In September 2016, the U.S. Food and Drug Administration (FDA) designated TXA709 a Qualified Infectious Disease Product (QIDP), a status that grants TAXIS regulatory incentives including eligibility for fast track designation, priority review, and five additional years of marketing exclusivity. Created under the Generating Antibiotics Incentives Now (GAIN) Act of 2012, the QIDP designation seeks to encourage the development of new antimicrobial drugs to combat the rising threat of multidrug-resistant bacteria.

Efflux Pump Inhibition

Our Efflux Pump Inhibitors (EPIs) represent a new drug class against Gram-negative multidrug-resistant (MDR) pathogens. Bacterial efflux pumps act like bilge pumps by flushing antibiotics out of the bacterial cell and are responsible for antibiotic resistance in many gram-negative strains. TAXIS Pharmaceuticals EPIs have shown that they can resurrect the activity, potency and effectiveness of multiple classes of antibiotics including Macrolides, Cephalosporins, Monobactams, Antimycobacterials, Tetracyclines, Fluoroquinolones and Sulfanomides. Current data reveals synergy with 28 currently approved and marketed antibiotics that no longer work or now require high doses to have any effect.

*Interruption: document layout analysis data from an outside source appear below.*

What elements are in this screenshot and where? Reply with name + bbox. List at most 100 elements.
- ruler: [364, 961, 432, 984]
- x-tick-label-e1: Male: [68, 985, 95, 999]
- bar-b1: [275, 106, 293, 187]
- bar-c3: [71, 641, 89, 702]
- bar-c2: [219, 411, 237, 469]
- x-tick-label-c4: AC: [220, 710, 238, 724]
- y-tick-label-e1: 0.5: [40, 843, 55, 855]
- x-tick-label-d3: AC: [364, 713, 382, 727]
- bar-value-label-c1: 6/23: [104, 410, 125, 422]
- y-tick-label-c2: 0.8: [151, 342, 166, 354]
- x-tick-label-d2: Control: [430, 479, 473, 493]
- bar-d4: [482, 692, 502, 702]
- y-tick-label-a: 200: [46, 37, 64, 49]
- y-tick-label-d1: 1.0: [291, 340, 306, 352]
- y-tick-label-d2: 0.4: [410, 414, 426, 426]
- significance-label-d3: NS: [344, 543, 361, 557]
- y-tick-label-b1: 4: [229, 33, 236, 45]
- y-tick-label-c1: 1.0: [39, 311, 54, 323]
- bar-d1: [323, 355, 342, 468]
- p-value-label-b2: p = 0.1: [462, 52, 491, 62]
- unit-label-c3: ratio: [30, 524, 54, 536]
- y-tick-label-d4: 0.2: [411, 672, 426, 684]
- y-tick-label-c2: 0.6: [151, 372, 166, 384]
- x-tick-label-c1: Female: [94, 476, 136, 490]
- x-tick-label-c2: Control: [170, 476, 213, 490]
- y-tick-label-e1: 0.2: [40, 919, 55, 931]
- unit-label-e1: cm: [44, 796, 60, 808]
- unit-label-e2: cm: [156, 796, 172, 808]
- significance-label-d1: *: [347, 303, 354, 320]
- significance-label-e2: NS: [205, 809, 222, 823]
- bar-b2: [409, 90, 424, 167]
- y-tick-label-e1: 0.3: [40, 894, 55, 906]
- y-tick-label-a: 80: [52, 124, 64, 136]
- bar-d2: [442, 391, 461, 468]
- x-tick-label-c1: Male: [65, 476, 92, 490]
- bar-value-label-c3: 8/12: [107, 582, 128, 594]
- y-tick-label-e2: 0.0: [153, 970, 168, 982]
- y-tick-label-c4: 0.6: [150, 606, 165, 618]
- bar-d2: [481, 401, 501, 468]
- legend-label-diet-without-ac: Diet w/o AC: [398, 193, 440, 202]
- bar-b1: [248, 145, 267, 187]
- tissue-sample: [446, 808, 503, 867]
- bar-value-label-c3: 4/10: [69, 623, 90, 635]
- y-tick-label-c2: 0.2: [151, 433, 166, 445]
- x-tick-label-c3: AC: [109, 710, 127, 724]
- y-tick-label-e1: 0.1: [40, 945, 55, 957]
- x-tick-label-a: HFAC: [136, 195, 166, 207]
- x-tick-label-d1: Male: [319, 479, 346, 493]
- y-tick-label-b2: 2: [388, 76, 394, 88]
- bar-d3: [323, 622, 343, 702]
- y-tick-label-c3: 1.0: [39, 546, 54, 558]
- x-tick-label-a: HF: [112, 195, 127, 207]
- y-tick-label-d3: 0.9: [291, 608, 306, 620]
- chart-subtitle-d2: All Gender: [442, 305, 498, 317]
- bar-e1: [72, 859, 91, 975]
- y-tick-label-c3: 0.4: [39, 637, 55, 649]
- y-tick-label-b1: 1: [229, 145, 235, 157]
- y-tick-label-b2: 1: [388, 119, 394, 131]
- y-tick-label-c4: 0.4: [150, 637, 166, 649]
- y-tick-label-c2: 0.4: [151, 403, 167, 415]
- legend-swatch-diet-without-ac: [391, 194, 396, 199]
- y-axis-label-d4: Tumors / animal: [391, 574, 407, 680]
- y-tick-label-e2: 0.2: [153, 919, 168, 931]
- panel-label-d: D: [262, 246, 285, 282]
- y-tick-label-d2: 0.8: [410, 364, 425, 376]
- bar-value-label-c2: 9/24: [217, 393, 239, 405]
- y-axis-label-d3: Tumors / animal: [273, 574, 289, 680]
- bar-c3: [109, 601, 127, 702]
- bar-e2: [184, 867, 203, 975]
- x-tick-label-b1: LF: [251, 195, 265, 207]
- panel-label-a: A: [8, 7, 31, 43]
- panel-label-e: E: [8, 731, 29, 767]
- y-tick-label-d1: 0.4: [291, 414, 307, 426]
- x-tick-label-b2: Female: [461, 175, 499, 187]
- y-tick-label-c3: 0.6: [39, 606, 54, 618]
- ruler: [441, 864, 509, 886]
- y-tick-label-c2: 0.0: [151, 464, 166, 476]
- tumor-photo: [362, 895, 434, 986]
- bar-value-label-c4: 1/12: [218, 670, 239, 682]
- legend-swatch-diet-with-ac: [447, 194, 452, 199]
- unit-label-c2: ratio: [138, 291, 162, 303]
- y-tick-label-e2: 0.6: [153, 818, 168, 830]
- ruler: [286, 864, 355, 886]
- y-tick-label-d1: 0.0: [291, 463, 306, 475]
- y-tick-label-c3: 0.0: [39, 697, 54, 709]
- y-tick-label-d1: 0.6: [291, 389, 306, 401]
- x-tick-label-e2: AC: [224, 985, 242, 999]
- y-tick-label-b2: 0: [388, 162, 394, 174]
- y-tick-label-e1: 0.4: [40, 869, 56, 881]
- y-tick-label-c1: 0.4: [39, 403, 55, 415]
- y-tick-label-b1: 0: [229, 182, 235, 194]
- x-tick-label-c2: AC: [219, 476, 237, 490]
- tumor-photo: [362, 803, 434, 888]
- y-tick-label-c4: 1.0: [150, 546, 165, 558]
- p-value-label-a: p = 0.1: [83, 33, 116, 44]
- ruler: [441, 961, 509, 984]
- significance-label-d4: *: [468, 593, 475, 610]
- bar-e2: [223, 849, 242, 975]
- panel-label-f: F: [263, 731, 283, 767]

Efflux, or outward flow, is a process by which foreign substances are moved out of a cell. The process is controlled by transporters called efflux pumps, which are multi-protein complexes that span the bacterial cell membranes. As foreign compounds, such as antibiotics, penetrate the bacterial cell wall, the efflux pumps recognize them and pump them out. As a result, the antibiotics never reach sufficiently high concentrations inside the cell to kill the bacteria, thereby resulting in antibiotic resistance.

TAXIS is applying the Company’s technology and knowledge toward development of efflux pump inhibitors, or EPIs. This area of research involves reactivation of older, generic antibiotic drugs that are no longer effective because the Gram-negative pathogens they target have developed resistance against them due to the acquisition of efflux pumps.

TAXIS has filed 13 patents arising from our EPI drug discovery program. Since the program’s initiation in 2014, the Company has identified multiple viable EPI candidate compounds, and expects to identify clinical candidates in 2019. The platform, which includes pathogen-specific as well as broad-spectrum EPI drug candidates, impacts a wide range of antibiotic classes, including macrolides, cephalosporins, monobactams, sulfanomides, tetracyclines, and fluoroquinolones. TAXIS’ investigational EPIs have exhibited potent synergy with 28 antibiotics thus far. The Company is developing pathogen-specific EPI candidates that target Pseudomonas aeruginosa, Klebsiella pneumoniae, Acinetobacter Baumannii, and Eschericchia coli species; one of these candidates, TXY9155, has demonstrated durable, validated in vivo efficacy in combination with a cephalosporin in a murine septicemia model of P. aeruginosa infection, and appears to potentiate multiple classes of antibiotics against this bacterial species.

TAXIS was recently awarded $3.2M, with potential for an additional $11.4 million, of non-dilutive funding from CARB-X. This Award is a validation of our technology, Team and drug discovery expertise. Our synergistic EPI candidates may similarly revive the commercial prospects of a host of branded antibiotics, enabling the re-introduction of these agents as EPI-based combination products, thereby extending their product lifecycles. Additionally, our synergistic EPI candidates can facilitate research and development efforts by enabling significantly lower antibiotic doses to achieve a therapeutic effect, thereby addressing the problem of dose-related toxicity.